Tim Ericsson's picture

Don’t knock anything until you try it. And if you don’t like it, keep doing your own thing and move on. Good idea for film and digital, and life.

I don't think I want to have to go back to cataloging negatives and slides again. It was a real pain in the ass.

Nicholas Monteleone's picture

I love shooting both. I don't do it at the same time, though. I enjoy how much more film makes me have to think about the process. I also like the process of developing it. However, I only use it for personal stuff. Digital is always for work. I'm not good enough with film to use it for paying gigs.

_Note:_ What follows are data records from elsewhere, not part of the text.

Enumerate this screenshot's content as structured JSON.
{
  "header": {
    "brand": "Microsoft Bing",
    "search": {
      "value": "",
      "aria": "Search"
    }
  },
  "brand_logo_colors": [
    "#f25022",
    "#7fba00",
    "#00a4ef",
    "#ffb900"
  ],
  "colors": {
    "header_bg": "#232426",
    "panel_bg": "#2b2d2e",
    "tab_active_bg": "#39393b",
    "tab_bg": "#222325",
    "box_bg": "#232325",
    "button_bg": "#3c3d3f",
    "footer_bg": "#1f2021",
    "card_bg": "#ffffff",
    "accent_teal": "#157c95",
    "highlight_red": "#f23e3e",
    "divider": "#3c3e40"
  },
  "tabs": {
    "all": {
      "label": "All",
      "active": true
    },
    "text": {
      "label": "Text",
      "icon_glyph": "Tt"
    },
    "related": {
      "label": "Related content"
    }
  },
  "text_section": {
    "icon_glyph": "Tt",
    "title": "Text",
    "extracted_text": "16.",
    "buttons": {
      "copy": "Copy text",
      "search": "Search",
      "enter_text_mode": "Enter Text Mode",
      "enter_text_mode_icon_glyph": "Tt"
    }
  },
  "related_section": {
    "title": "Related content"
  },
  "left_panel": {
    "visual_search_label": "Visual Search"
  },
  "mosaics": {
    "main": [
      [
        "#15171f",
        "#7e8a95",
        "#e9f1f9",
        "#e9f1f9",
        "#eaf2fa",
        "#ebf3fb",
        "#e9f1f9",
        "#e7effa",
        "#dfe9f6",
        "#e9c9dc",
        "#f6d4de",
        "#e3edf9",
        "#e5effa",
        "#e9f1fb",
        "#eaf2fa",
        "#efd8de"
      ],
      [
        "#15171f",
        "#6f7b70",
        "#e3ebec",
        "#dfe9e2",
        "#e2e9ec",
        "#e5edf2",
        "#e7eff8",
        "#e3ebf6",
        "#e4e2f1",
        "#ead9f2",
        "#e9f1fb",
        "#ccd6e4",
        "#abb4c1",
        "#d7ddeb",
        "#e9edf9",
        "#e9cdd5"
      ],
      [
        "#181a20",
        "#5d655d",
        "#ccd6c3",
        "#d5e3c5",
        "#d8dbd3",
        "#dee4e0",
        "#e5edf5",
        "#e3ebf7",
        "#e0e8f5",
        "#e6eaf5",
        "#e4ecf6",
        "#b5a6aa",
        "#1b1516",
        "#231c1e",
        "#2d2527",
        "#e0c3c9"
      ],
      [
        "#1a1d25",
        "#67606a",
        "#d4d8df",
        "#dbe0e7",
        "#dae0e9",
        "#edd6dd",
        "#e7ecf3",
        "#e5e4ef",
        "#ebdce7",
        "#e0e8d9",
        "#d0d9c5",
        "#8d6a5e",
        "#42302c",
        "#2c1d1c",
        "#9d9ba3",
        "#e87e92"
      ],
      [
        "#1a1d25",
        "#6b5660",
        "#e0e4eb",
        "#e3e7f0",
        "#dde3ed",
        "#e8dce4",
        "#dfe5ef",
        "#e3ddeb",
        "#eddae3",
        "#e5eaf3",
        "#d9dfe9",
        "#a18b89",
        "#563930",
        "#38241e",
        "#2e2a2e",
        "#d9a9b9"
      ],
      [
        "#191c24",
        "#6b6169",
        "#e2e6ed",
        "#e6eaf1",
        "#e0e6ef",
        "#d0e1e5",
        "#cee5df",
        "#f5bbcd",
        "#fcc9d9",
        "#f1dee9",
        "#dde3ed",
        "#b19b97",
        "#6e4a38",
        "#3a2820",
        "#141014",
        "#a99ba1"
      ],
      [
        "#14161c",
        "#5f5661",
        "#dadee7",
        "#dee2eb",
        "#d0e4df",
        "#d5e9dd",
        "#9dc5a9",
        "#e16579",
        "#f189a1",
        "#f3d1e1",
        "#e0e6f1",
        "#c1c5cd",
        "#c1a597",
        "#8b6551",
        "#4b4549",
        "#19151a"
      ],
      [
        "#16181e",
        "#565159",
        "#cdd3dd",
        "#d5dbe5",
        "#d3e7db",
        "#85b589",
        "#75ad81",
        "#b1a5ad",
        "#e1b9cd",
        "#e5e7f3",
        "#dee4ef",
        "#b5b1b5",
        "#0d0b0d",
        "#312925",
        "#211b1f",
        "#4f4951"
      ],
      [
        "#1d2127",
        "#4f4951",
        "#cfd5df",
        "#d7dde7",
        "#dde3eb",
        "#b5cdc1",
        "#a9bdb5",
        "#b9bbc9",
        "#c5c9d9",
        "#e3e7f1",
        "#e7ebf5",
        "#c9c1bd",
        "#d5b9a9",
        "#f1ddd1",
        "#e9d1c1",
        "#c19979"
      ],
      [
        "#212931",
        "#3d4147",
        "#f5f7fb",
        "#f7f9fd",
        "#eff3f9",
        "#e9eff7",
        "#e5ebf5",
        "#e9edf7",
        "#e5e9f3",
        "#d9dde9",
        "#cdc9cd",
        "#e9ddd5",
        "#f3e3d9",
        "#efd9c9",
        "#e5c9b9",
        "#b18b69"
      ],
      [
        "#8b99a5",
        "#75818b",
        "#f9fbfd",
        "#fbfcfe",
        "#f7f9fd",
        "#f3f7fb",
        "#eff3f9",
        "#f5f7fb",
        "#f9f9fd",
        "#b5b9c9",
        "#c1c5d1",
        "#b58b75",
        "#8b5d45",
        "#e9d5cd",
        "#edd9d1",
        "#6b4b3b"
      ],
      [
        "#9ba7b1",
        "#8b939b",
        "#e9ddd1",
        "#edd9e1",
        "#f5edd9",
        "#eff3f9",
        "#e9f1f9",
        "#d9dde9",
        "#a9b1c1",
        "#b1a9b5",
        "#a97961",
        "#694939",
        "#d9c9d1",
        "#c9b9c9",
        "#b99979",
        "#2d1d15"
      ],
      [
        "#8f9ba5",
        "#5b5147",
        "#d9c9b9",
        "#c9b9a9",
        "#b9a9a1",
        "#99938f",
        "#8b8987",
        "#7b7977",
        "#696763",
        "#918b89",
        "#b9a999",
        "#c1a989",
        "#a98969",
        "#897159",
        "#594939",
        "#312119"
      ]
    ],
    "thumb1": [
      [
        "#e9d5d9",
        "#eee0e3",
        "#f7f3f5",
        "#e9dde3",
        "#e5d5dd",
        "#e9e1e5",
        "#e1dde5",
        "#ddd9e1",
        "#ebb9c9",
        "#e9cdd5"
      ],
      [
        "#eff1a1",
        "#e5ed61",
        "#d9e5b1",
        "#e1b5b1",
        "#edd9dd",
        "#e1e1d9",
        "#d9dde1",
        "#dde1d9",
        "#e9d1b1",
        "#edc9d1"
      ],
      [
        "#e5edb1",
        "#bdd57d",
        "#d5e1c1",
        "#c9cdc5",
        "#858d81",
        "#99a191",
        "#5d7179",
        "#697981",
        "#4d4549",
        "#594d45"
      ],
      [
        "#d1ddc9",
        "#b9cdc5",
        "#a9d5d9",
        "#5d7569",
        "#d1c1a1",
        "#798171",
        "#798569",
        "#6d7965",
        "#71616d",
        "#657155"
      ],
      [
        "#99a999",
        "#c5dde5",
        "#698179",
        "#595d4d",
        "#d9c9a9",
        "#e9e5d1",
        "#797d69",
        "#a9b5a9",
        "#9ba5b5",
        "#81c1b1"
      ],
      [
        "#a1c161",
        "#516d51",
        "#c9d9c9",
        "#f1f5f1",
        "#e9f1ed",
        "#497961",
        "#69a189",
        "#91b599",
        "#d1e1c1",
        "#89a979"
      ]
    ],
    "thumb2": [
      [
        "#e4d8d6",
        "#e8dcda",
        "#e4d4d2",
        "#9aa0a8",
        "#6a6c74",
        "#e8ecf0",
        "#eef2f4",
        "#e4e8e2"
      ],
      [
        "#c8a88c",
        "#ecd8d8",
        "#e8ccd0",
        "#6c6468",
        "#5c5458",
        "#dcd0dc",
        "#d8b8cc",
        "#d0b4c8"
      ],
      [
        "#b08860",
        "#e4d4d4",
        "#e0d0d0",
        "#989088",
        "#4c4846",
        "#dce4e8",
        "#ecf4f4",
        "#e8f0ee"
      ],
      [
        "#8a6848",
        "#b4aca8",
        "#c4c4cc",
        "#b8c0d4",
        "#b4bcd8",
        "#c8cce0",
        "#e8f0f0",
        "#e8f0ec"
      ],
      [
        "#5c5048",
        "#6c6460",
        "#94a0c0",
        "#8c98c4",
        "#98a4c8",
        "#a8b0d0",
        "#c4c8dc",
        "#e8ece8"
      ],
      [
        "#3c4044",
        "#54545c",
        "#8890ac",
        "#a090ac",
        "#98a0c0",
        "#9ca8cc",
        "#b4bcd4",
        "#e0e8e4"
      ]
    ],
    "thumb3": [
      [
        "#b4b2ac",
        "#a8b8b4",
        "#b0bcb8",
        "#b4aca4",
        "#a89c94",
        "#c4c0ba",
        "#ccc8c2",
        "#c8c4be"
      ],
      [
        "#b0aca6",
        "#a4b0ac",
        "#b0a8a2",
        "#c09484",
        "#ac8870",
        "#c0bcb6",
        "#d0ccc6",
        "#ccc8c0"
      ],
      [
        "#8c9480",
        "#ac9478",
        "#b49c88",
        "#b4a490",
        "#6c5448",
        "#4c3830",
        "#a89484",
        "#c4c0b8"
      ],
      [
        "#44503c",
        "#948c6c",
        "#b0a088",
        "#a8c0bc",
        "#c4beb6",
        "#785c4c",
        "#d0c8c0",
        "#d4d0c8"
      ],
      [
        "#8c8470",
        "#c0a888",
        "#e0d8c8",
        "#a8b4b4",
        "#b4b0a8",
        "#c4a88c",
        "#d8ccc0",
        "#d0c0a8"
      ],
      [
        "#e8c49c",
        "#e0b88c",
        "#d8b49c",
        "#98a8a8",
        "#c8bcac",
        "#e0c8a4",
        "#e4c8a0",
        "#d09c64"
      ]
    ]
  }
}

Why should you drive two cars, a sitck shift and an automatic, unless you need to?

Alex Cooke's picture

One for work, one for pleasure.

Tim Ericsson's picture

I think we stumbled upon a great comparison between car and camera culture. Both have their zealots and purists who debate endlessly about minutia and judge others for their decisions, when in the end but cars and cameras are either a means to an end, a passion, or some combination of the two.

And if people don’t understand that, and instead would rather quibble than enjoy themselves, well, sucks for them.

Paul Smith's picture

My arrival to digital was late (4 years ago) and occurred after having shot a Hasselblad for over two decades prior to the switch. The cost of professional film, processing and scans became prohibitive and labs providing the services less plentiful. I fully recognize the advantages of the newer technology but must admit the thing I miss most is the sumptuous square format which provides 50% more image area on every exposure. Many of the nature landscapes I photographed in the past would have been lessened without it. Now it's getting adjusted to the narrower, less generous rectangle.